L’Armée des 12 Singes permit enfin la rencontre au sommet entre l’auteur de Brazil et le héros de Die Hard. En le dirigeant, Gilliam demanda toutefois à Willis d’éviter tous ses « tics » de jeu habituels. Les sourires en coin, les moues mouqueuses, les regards malicieux qui faisaient le charme de John McLane se sont donc évaporés au profit d’une prestation quasi-monolithique. Chauve, le regard vague, la bave aux lèvres, Bruce Willis incarne ici John Cole, prisonnier dans une cellule souterraine de 2035. Pour réduire sa peine, un groupe de scientifique lui propose de se soumettre à une expérience consistant à voyager dans le passé afin de découvrir l’origine du virus qui éradiqua la majorité de la race humaine en 1996. Propulsé en 1990, il est immédiatement pris pour un dangereux malade mental et interné dans une institution psychiatrique. Bientôt, un lien étroit se tisse entre lui et le docteur Kathryn Railly (Madeleine Stowe)…

Aux côtés du couple vedette, Brad Pitt, dans le rôle d’un jeune homme passablement perturbé, nous livre une prestation hallucinante. Les yeux fous, les gestes saccadés, le début haché, le cheveu hirsute, il semble échappé du cartoon de Tex Avery diffusé sur le téléviseur de la maison de repos où John Cole le rencontre.

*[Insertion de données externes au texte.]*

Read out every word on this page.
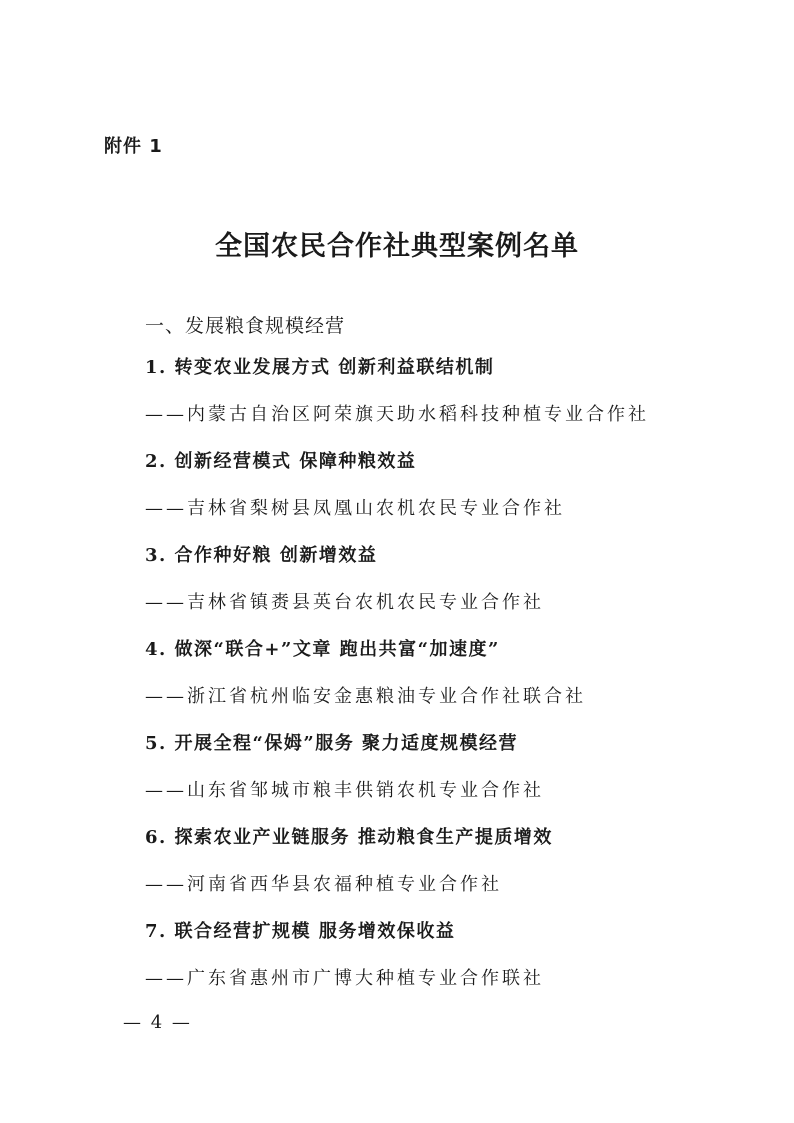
附件 1
全国农民合作社典型案例名单
一、发展粮食规模经营
1. 转变农业发展方式 创新利益联结机制
——内蒙古自治区阿荣旗天助水稻科技种植专业合作社
2. 创新经营模式 保障种粮效益
——吉林省梨树县凤凰山农机农民专业合作社
3. 合作种好粮 创新增效益
——吉林省镇赉县英台农机农民专业合作社
4. 做深“联合+”文章 跑出共富“加速度”
——浙江省杭州临安金惠粮油专业合作社联合社
5. 开展全程“保姆”服务 聚力适度规模经营
——山东省邹城市粮丰供销农机专业合作社
6. 探索农业产业链服务 推动粮食生产提质增效
——河南省西华县农福种植专业合作社
7. 联合经营扩规模 服务增效保收益
——广东省惠州市广博大种植专业合作联社
— 4 —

Si Terry Gilliam s’octroie quelques parenthèses humoristiques dans la droite lignée de son passé chez les Monty Pythons (les savants du futur qui bercent leur cobaye en le bordant dans une couette ornée de nounours), le climat oppressant de L’Armée des 12 Singes ne prête que rarement au rire. De prisons totalitaires en hôpitaux sinistres, de souterrains poisseux en bâtiments délabrés, nos héros errent dans un environnement claustrophobique qui suscite un sentiment constant d’étouffement. Traqués, ils trouveront refuge dans un cinéma projetant Sueurs Froides. Or le classique d’Hitchcock fut une influence majeure pour Chris Marker à l’époque où il mit en chantier La Jetée. Voilà une belle manière de boucler le jeu des références, la boucle étant justement le motif narratif clef de L’Armée des 12 Singes, ce que prouve un climax vertigineux que n’aurait pas renié Brian de Palma.